The Conti-TDS is much more universal. It is installed outside the process tank, recirculates the liquid in a loop and inducts it dust-free. The machine can work with significantly higher viscosities, different batch sizes and variable liquid levels in the tank. It can be set up separately from the process tank or connected to multiple tanks.
Both machines are designed and certified in accordance with the relevant dust and gas explosion directives; they use only certified components and are suitable for both dust and gas explosive atmospheres. The systems are available with different Atex classifications as well as with IEC Ex and NEC certifications.

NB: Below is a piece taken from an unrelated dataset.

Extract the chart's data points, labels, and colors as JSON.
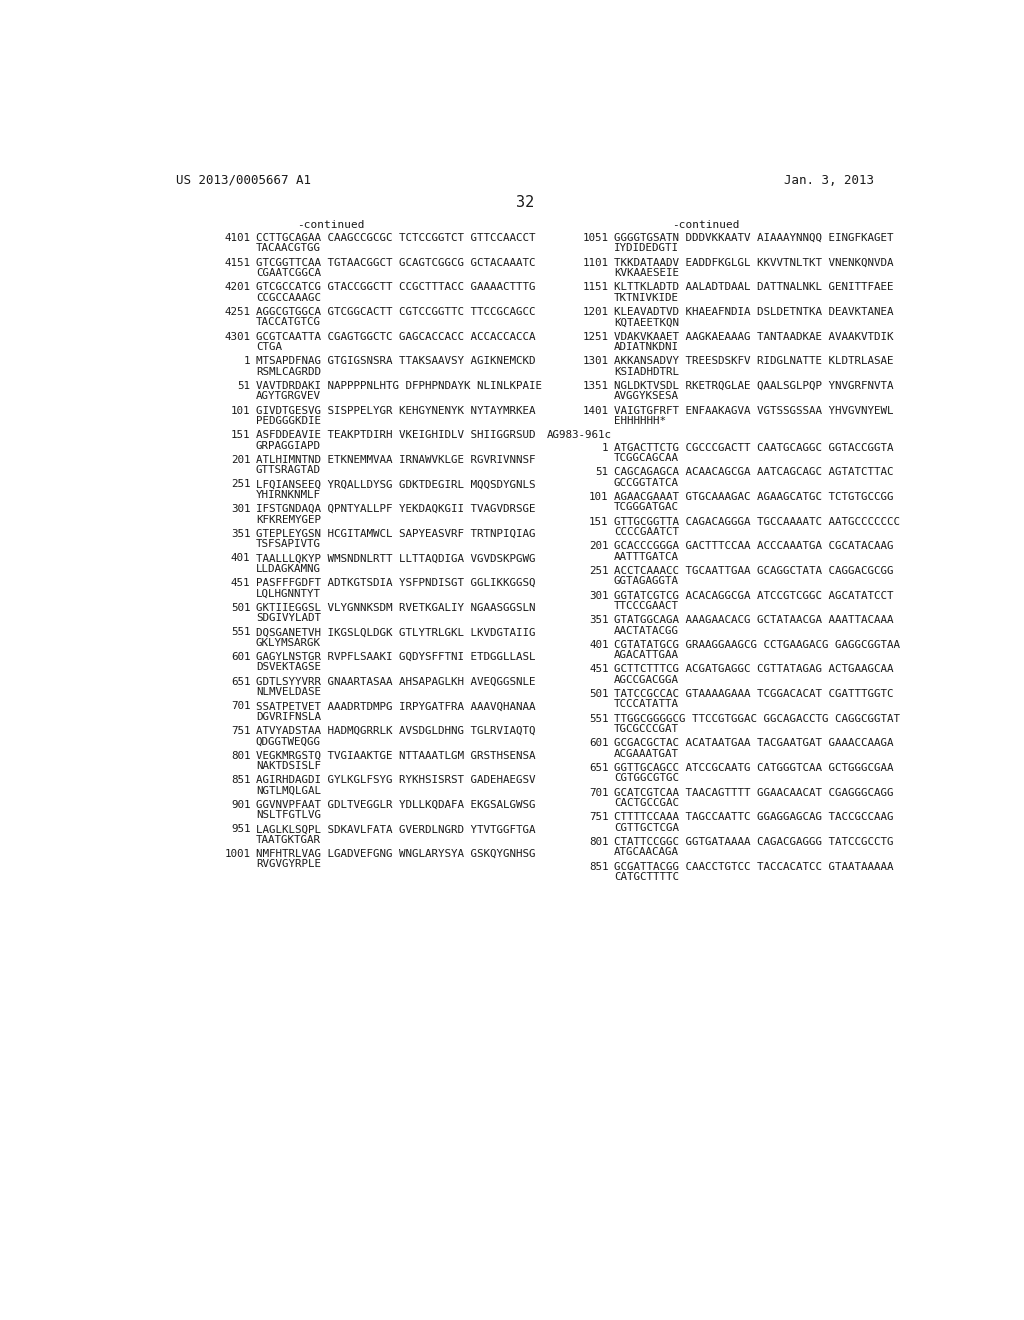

Processing in non-explosive areas
One unique variation is designed for users who need to process dust explosive powders in non-ex-classified zones. This application is rare in the chemical industry but common in food, cosmetics and pharmaceutical production, where a large number of organic powders with the potential to form explosive dusts are processed. Dust explosion risks outside the processing systems can be prevented by taking suitable precautions. Inside the system, however, critical explosive dust atmospheres may be created shortly before the powder enters the liquid. Suitable TDS machines are available for here; they are internally fully dust-explosion safe and classified. But externally they are designed for installation in non-ex areas. A typical Ex classification is II 2D/ – cT200 °C, where the zone specification before the dash applies to the interior zone and execution, and the specification after the dash for exterior zone. These machines can be used to process dust explosive powders in non-ex classified areas.
Hoods can’t solve the problem
Stainless steel covers for electric motors or even entire machines which are very popular in the food and pharmaceutical industries are extremely dangerous in explosive applications. Atex permits for motors and other electrical operating devices generally apply to temperatures between -20 and +40 °C. Measurements on pumps and other aggregates have shown that, even if the hood over a motor has a relatively open design, temperatures of 60 or 80 °C are not uncommon. The temperature inside the cover must therefore be monitored and must not exceed 40 °C during operation; otherwise, the ex-certification for any electrical components inside is no longer valid. The same is basically true for noise insulation hoods, although these are significantly better insulated and sealed than simple cover hoods.
In order to use hygienic covers and sound insulation in explosive areas, the hoods must have interior cooling. Internal cooling systems are often insufficient due to the limited cooling surface. In this case, a temperature-controlled ventilation is the only alternative.